The present disclosure relates to processor management, and more particularly, dynamic management of a processor state with transient cache memory.
Although the speed of processor cores has increased (somewhat paralleling the increased chip density predicted by Moore's law), the speed with which processor memory can be accessed has not increased proportionally. To mitigate the slower access speeds to memory, modern processors have included multiple levels of high-speed caches that can provide data access to a smaller subset of the memory at speeds that are closer to that of the core processor. In some implementations, each level of cache represents a minority subset of the higher-level cache memory that is closer to the real memory. Thus having trivial or useless data brought into one or more cache levels can remove more useful data. Such cache “pollution” may “pollute” the cache and can slow the overall processing speed.
To ameliorate older programming technologies, modern programming languages have hidden many of the details of memory management. Although this has resulted in fewer instances of so-called memory leaks and erroneous or malicious memory accesses, and it may have increased programmer productivity, it has placed an additional burden on the compiler or interpreter that implements the language—that of cleaning up after the wayward program. This garbage collection process is periodically utilized in conventional computing systems to free up stale blocks of memory that are no longer accessed by an application program, and potentially defragment the freed blocks into larger contiguous blocks.

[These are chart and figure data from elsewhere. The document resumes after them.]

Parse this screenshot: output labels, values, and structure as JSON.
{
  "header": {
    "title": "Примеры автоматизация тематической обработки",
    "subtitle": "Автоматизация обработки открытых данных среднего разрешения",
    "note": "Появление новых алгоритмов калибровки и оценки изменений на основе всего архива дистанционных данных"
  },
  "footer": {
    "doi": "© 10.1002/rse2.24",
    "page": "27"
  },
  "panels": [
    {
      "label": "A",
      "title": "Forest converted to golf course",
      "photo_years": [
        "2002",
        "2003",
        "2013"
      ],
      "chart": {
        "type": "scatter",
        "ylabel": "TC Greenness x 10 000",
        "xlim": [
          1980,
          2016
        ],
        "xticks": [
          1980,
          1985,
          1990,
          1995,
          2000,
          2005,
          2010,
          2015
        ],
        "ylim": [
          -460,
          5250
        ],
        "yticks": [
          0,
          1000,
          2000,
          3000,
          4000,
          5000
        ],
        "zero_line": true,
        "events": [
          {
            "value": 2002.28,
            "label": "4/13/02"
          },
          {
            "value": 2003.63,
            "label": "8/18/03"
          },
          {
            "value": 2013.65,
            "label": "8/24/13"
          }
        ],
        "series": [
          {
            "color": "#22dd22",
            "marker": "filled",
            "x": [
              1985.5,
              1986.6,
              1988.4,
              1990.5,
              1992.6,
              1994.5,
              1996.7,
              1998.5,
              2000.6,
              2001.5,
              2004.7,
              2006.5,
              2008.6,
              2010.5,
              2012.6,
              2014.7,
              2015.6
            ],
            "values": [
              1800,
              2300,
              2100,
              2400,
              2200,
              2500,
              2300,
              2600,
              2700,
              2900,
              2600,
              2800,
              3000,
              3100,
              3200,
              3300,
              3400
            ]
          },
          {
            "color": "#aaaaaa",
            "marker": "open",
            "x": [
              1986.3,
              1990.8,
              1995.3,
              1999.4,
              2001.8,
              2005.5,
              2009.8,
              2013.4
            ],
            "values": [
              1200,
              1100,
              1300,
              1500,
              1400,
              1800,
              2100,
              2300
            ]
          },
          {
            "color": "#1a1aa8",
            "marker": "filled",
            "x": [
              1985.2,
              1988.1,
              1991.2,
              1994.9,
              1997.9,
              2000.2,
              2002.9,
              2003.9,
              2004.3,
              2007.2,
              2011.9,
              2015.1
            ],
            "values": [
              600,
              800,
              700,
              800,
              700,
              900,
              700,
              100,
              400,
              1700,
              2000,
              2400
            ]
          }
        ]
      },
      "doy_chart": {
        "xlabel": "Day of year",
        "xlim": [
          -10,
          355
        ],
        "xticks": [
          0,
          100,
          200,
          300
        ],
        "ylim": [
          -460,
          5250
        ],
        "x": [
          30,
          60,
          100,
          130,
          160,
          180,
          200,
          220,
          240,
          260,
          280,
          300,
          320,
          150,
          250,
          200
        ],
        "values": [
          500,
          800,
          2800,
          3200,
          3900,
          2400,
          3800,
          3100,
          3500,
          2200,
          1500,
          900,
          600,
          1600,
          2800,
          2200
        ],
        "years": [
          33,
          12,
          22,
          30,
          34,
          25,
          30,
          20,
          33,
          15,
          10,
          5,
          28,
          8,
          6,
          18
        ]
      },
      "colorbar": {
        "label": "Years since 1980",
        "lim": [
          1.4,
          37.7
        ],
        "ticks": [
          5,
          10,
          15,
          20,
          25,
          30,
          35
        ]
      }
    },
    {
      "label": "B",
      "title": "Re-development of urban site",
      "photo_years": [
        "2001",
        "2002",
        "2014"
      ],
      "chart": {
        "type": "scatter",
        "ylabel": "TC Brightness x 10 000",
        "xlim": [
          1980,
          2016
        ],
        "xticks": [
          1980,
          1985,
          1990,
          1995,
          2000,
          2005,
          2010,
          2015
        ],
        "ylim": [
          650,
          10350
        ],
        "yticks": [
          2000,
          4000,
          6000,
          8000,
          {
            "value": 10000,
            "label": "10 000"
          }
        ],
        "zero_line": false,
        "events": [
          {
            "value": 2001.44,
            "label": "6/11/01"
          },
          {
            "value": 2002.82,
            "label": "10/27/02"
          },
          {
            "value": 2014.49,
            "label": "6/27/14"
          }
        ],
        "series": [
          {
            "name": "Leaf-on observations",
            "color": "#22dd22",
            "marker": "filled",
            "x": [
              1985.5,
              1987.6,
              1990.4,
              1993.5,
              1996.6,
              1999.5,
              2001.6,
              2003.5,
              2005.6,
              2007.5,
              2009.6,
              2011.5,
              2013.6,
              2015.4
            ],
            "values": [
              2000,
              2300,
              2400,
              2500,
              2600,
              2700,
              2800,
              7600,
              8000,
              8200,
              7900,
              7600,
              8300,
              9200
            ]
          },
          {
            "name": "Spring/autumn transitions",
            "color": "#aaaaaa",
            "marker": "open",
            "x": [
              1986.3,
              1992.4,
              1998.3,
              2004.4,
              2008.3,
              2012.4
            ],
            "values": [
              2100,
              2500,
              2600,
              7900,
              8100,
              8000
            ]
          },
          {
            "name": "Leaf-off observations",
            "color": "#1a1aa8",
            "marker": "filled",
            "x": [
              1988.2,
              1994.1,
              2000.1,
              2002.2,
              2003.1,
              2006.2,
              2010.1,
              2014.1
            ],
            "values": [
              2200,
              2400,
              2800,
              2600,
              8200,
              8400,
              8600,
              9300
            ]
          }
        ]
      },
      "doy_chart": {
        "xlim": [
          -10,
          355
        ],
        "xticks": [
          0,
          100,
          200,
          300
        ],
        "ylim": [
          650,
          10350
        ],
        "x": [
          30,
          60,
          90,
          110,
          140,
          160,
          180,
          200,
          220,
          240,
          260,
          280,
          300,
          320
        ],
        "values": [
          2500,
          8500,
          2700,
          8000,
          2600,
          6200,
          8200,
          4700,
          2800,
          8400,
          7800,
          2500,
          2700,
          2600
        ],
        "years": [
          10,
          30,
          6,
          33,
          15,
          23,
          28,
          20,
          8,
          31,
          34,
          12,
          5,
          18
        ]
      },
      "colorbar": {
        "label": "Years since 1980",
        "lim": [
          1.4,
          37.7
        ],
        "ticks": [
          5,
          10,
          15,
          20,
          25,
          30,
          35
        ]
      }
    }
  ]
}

Because much of the memory being manipulated during a garbage-collection process represents locations that are no longer in use by a program, and because a large volume of memory locations may be accessed, bringing these locations into CPU caches may pollute the cache with useless data. This may result in the purging of data that could be more useful to keep in the cache, but is being purged simply because it is not accessed during the surge of other garbage-collection accesses. For example, least-recently-used (LRU) algorithms may be used to purge data that is meaningful, even though it does not appear to have been accessed recently due to the glut of garbage-collection references. Current memory management schemes may not determine a “transiency” status of memory locations, which determines when non-transient accesses are to be performed, nor do they capitalize on the transient nature of some memory locations.